Enliven: Journal of Stem Cell Research & Regenerative Medicine

Culturing Human Pluripotent Stem Cells Using Human Fetal Femur Derived Mscs and Mouse Embryonic Fibroblasts: A Comparative Study
General Information

Peggy Matz1,2,3, Richard OC Oreffo4, and James Adjaye1,2*

1Institute for Stem Cell Research and Regenerative Medicine, Medical Faculty, Heinrich Heine University, 40225 Düsseldorf, Germany


2Max Planck Institute for Molecular Genetics, 14195 Berlin, Germany


3Institute of Biology, Humboldt University, 10099 Berlin, Germany


4Centre for Human Development, Stem Cells and Regeneration, Institute of Development Sciences, University of Southampton, Southampton SO16 6YD, United Kingdom


Corresponding author


James Adjaye, Chair for Stem Cell Research and Regenerative Medicine, Medical Faculty, Heinrich Heine University, 40225 Düsseldorf, Germany, Tel: (0211) 81- 08191; Fax: (0211) 81- 17858; E-mail: James.Adjaye@med.uni-duesseldorf.de

 

Received Date: 18th January 2016

Accepted Date: 11th March 2016

Published Date: 17th March 2016


Citation


Matz P, Oreffo RO, Adjaye J (2016) Culturing Human Pluripotent Stem Cells Using Human Fetal Femur Derived Mscs and Mouse Embryonic Fibroblasts: A Comparative Study. Enliven: J Stem Cells Regen Med 3(1):001.


Copyright


@ 2016 Dr. James Adjaye. This is an Open Access article published and distributed under the terms of the Creative Commons Attribution License, which permits unrestricted use, distribution and reproduction in any medium, provided the original author and source are credited.

Abstract

Numerous studies have shown the successful use of human stromal cells as feeders for the propagation of pluripotent stem cells. In this study, we
investigated the use of human fetal femur-derived mesenchymal stem cells (fMSCs) as an alternative to MEFs. We comparatively cultured over several
passages hESCs and iPSCs on fMSCs and MEFs as feeder layers as well as conditioned medium (CM) produced from both cell types. A quality check
for CM is the concentration of secreted Activin A, which is known to support self-renewal of pluripotent stem cells. The level of Activin A in fMSC-CM
was higher compared to MEF-CM when prepared under identical conditions. Furthermore, fMSCs secrete numerous factors amongst these are FGF2,
FGF19, VEGF, PDGF-AA, IL-11 which are involved in proliferation processes. The current study demonstrates that human fMSCs provide several
advantages over MEFs and can be used as an alternative for routine propagation of pluripotent stem cells. Use of fMSC obviates the unnecessary
need for breeding mice solely for the production of MEFs, therefore addressing the important issue of animal usage for MEF generation and most
importantly avoids the risk of contaminating human cells with mouse pathogens.

 

Introduction


In 1998 when Thomson and colleagues isolated and cultured the first human embryonic stem cell (hESC) line in vitro they used a mouse embryonic feeder (MEF) layer and fetal bovine serum (FBS)-containing culture medium [1]. Subsequently, culture conditions evolved as a consequence of the increased understanding of the molecular basis of pluripotency. FBS was replaced with knockout serum replacement (KSR) and FGF2 [2]. Subsequently, a MEF-conditioned medium was established for feeder-free cultivation of hESCs [3]. To avoid potential contamination with mouse cells and pathogens, human feeders have been used as a layer for culturing hESCs (fetal muscle and skin cells [4], adult skin cells [5], foreskin fibroblasts [6,7]). However, not all human fibroblast cell lines, indeed not all fibroblast lines of the same cell type support hESC growth [5]. In 2006, feeder-free and chemical defined culture conditions were published [8-12].

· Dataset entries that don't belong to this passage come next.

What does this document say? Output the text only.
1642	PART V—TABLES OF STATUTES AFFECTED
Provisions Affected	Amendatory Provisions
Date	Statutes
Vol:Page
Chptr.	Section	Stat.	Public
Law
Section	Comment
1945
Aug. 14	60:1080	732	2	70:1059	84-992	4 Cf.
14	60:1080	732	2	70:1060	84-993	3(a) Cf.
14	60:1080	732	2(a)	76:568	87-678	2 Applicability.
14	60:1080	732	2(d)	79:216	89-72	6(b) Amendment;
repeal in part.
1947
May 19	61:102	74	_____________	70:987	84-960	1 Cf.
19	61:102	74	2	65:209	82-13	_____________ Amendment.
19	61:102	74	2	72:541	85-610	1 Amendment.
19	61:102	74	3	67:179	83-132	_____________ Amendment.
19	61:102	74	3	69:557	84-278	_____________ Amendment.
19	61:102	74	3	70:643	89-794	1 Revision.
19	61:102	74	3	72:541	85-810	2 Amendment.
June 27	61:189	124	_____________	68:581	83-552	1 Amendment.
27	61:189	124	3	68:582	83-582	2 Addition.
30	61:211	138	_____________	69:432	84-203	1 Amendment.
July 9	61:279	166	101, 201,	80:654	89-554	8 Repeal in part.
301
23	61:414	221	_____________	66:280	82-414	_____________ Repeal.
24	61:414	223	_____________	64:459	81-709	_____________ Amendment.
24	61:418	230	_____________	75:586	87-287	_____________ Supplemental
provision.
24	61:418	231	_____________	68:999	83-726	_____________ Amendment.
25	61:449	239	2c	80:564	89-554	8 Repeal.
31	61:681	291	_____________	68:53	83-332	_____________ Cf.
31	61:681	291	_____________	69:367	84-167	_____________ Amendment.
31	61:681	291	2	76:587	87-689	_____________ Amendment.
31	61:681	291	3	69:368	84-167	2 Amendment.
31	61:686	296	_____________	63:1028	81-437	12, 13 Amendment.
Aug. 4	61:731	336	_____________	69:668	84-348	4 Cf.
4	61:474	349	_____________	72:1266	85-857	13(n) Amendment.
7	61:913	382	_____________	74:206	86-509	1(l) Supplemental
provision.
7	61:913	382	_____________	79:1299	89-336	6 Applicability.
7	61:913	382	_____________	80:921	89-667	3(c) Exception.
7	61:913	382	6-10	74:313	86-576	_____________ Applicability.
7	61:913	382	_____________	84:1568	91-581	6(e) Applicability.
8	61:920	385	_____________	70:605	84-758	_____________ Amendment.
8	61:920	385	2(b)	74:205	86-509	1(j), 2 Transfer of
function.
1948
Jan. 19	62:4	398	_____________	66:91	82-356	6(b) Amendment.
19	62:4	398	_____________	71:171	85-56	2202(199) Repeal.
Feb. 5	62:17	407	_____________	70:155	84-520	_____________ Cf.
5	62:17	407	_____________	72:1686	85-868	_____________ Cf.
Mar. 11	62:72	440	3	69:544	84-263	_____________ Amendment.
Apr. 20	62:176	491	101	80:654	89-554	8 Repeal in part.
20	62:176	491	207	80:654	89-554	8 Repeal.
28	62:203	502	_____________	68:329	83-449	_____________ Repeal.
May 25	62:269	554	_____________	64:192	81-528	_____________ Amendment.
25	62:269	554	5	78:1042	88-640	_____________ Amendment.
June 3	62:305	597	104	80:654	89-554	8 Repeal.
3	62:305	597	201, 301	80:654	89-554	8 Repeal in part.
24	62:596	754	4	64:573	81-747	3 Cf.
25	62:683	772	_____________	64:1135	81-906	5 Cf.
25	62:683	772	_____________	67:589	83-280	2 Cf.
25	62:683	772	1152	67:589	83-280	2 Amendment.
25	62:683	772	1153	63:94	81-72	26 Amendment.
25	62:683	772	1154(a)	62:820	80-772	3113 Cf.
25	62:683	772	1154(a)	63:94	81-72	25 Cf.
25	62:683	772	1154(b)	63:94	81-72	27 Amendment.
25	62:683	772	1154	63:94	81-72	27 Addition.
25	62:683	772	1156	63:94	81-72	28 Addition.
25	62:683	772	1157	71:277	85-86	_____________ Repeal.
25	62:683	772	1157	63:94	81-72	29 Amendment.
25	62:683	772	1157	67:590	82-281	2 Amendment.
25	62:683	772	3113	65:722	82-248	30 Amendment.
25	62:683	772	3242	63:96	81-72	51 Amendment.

The derivation of induced pluripotent stem cells (iPSCs) from somatic cells comprises the use of a MEF layer [13,14]. MEFs support the maintenance of pluripotency by providing an extracellular matrix as well as expression of a range of adhesion molecules which support the attachment of pluripotent cells [15]. Additionally, MEFs express Activin A, Gremlin, TGFß1 and other factors which support self-renewal of hESCs [15-17]. Xu et al. published a protocol for producing MEF conditioned medium (MEF-CM) [3]. Supplementation of MEFs in culture with exogenous FGF2 stimulates these cells to secrete factors which support pluripotency and FGF2 supresses the expression and secretion of differentiation-inducing factors [3,16-18]. To date, the routine culture of ESCs as well as iPSCs still employs MEFs as feeder layers and/or conditioned medium (CM). We previously published an optimized protocol which describes the isolation and cultivation of MEFs as well as the preparation of MEF-CM [17].

Here, we present the use of fetal femur-derived mesenchymal stem cells (fMSCs) as a feeder layer and also conditioned medium derived from fMSCs-(fMSC-CM) in comparison to MEFs and MEF-CM. In contrast to MEFs or other human fibroblasts such ashuman foreskin fibroblast cells (HFF1), fMSCs display enhanced sustained proliferation and have significantly lower doubling times in comparison with adult-derived cultures. Additionally, fMSCs are fully characterized as mesenchymal stem cells and are already advocated for application in clinical approaches [19]. The human origin of fMSCs negates any concerns over potential contamination with mouse cells and pathogens associated with MEFs during cell culture and are attractive in terms of animal replacement, refinement and reduction strategies.


Material and Methods


Cell Lines and Culture

The human embryonic stem cell (hESCs) line H1 was bought from WiCell Research Institute. The iPSC lines were derived in our laboratory with an episomal approach [20,21]. The hESC and induced pluripotent stem cell (iPSC) lines were cultured on Matrigel-coated plates with MEFs serving as feeder layer with a medium consisting of Knock Out DMEM (Gibco/Life Technologies) supplemented with 20 % Knock Out Serum Replacement (Gibco/Life Technologies), 0.1 mM non-essential amino acids (Invitrogen/Life Technologies), 0.1 mM L-glutamine (Invitrogen/Life Technologies), 0.1 mM ß-Mercaptoethanol (Sigma-Aldrich), 0.5 % penicillin and streptomycin and 8ng/ml basic fibroblast growth factor (bFGF, Invitrogen/Life Technologies) as described [22].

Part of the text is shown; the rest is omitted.